The emission of ammonia in agriculture dropped from 220 million kilograms in 1990 to 123 million in 2002. This 44 percent decrease is the consequence of reduced livestock numbers, low-emission livestock sheds and improved manure spreading practices, whereby manure is injected beneath the soil surface.
Less ammonia, more small particulates and nitrogen oxide
The emission in agriculture of other air pollutants has also decreased. The emission of methane and sulphur dioxide, for example, have fallen by 23 and 18 percent respectively since 1990. There was further a noticeable decrease in the emission of carbon dioxide in agriculture (-15 percent), while the total emission of carbon dioxide in the Netherlands rose by nearly 13 percent. The decrease was mainly caused by lower fuel use.
Opposite these decreases there were increases in the emission of very small particulates and nitrogen oxide. The emission of these two substances by agriculture rose, while the total emission in the Netherlands decreased. The increase in the emission of fine particles by agriculture was caused by the increase in the number of chickens. In 2002 there were 101 million chickens, compared with 93 million in 1990.

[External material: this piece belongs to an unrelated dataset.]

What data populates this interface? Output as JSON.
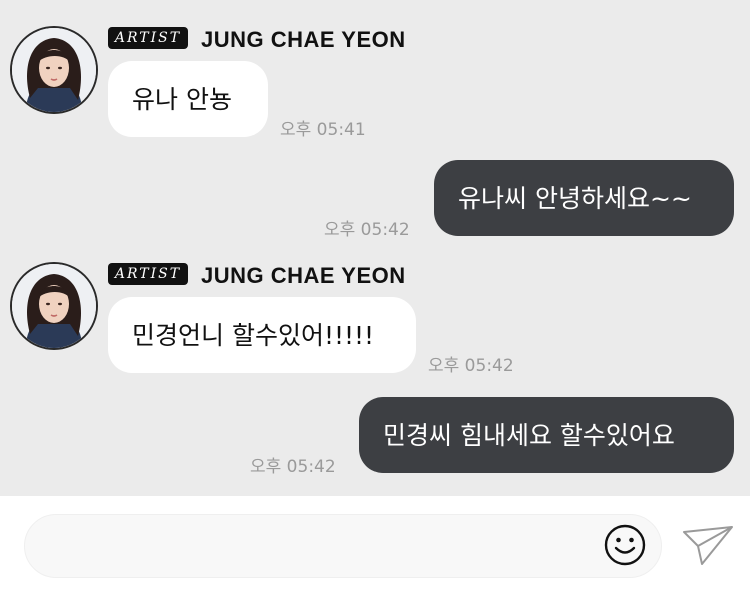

Changes in air pollution between 1990 and 2002
Downward trend will continue
In view of the decreasing livestock numbers, the emission of ammonia will fall further in 2003. The numbers of chickens, pigs and cattle are all substantially lower in 2003 than in 2002: the fowl pest epidemic resulted in a 16 percent decrease in the number of chickens, the number of pigs is 9 percent lower and cattle numbers are 7 percent down on 2002.